Recently, someone told me that they thought children shouldn’t learn how to play an instrument. He said that if a child wanted to play later on, then that child could start when he or she wanted to.

His reasoning was that starting at a later age would ensure that children playing instruments actually enjoyed playing instead of just being forced into world of music.

I couldn’t agree less with this point of view.

I started playing the violin at 4, mainly because my mother was adamant that I should learn how to play an instrument.

I was told that I could play whatever I wanted, so I settled on the violin (mainly, I think, because it was one of the few instruments I had heard of at the time).

I began taking group lessons and then, soon after, private lessons. Violin wasn’t a priority for me. It was more like a chore than a hobby—my mom would set a timer for 15 minutes, and I was required to produce squeaky noises for that time.

Eventually, violin wasn’t so much a chore as a daily punishment. I would come up with excuses, or say that I had already done my practice when I really hadn’t just to avoid those 15 minutes.

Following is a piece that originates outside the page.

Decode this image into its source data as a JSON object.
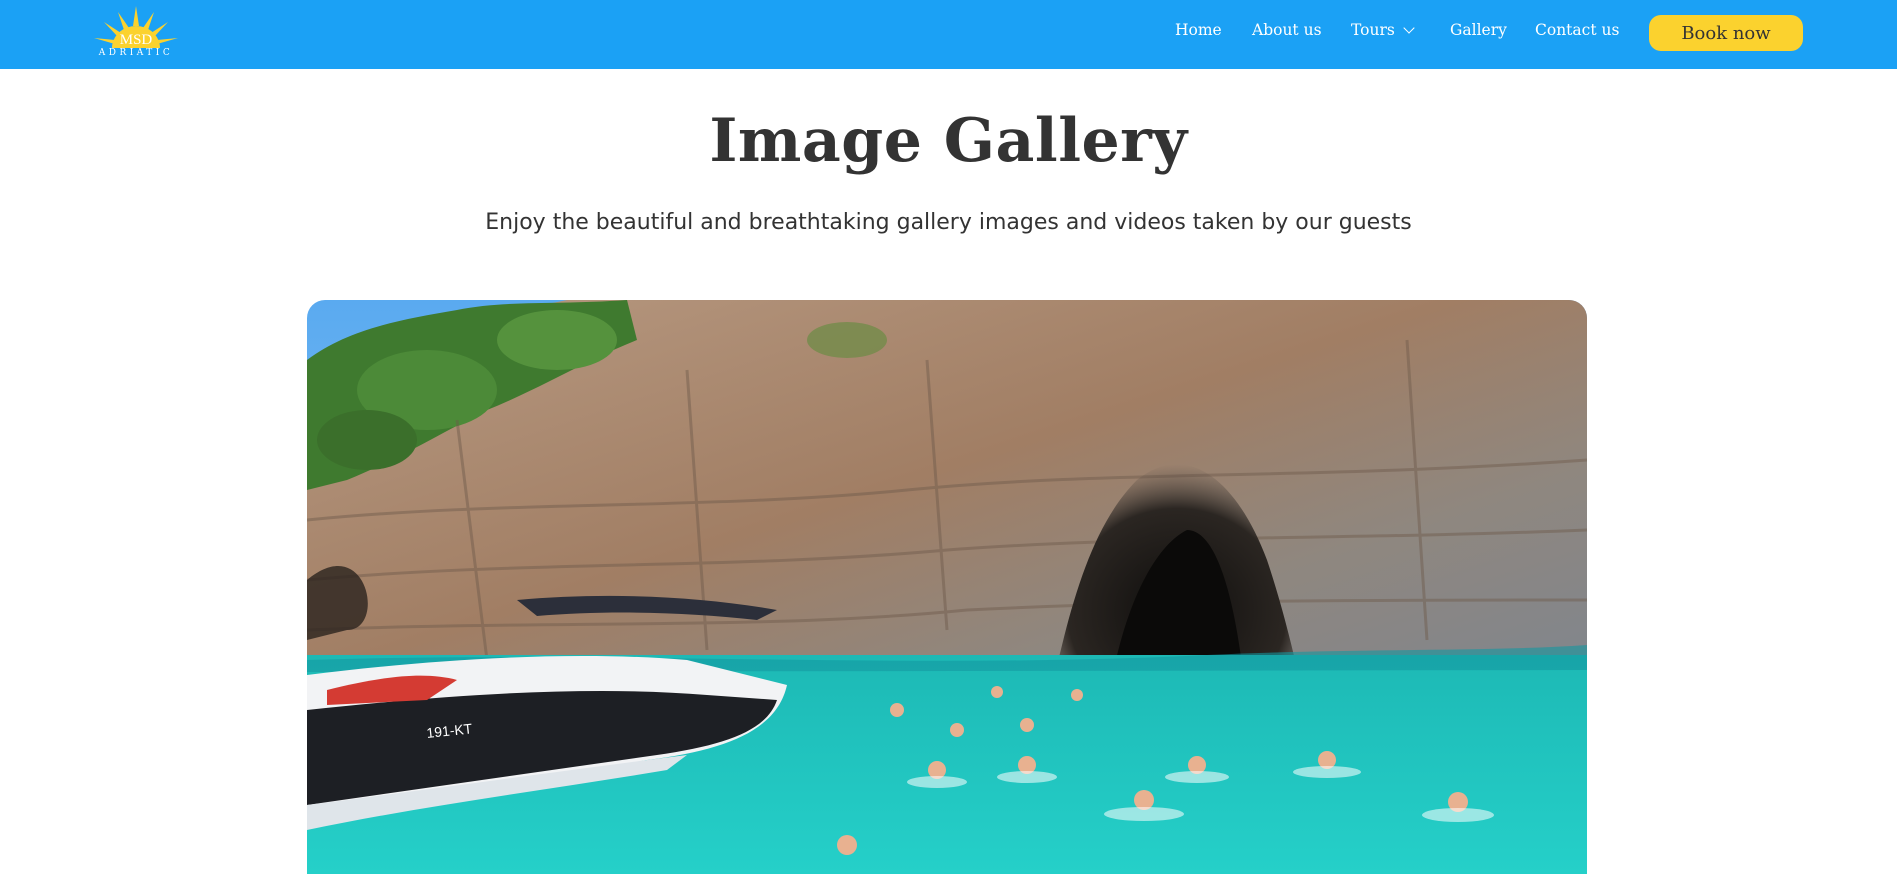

It became a habitual point of contention between my mother and me, even more so when my practice time was bumped up to 30 minutes. I would threaten to quit at least once a month, but my mom was unrelenting.

And then I joined the middle-school orchestra and realized how much better I was than everyone else. Even though I had been playing for only seven years, my skills were understandably better than my peers’ (who generally had picked up their instruments a year or two earlier).

So my ego drove me to practice the violin more and more. I auditioned for the Sacramento Youth Symphony, and, when I was accepted, I experienced a new revival in practice.

But it wasn’t until a couple more years had passed that I really began to enjoy playing the violin.

I had just started working with a new teacher, and I was beginning to stay awake during classical concerts. Suddenly I realized that professional musicians weren’t performing because their moms were forcing them to or even because they wanted to one-up their peers.

Instead, they were playing because they wanted to, because they found something in music that made them whole.

I began looking for that feeling in my music and haven’t stopped since.

In many ways, this story could have ended differently. If my mother hadn’t been so resolved, or if I had never joined the middle-school orchestra, or if I hadn’t started looking for wholeness in my music, then I might never have started liking the violin.

But the worst possible alternate scenario would have been if I’d never started playing at all, or if I had started in 5th grade instead. I wouldn’t have had the time to become a reasonably good player, and, therefore, wouldn’t have had the motivation to get better.

This is why I disagree with the view that music shouldn’t be started until later in life.

Sure, by that time one may actually want to start playing, but they aren’t going to get nearly as far as someone who started earlier. And, yea, a kid may end up quitting, but at least they’ll have the basics down so that they can return to it later. Either way, starting early only helps the person involved.

I mean, there’s a reason that a majority of the amazing players today started when they were young.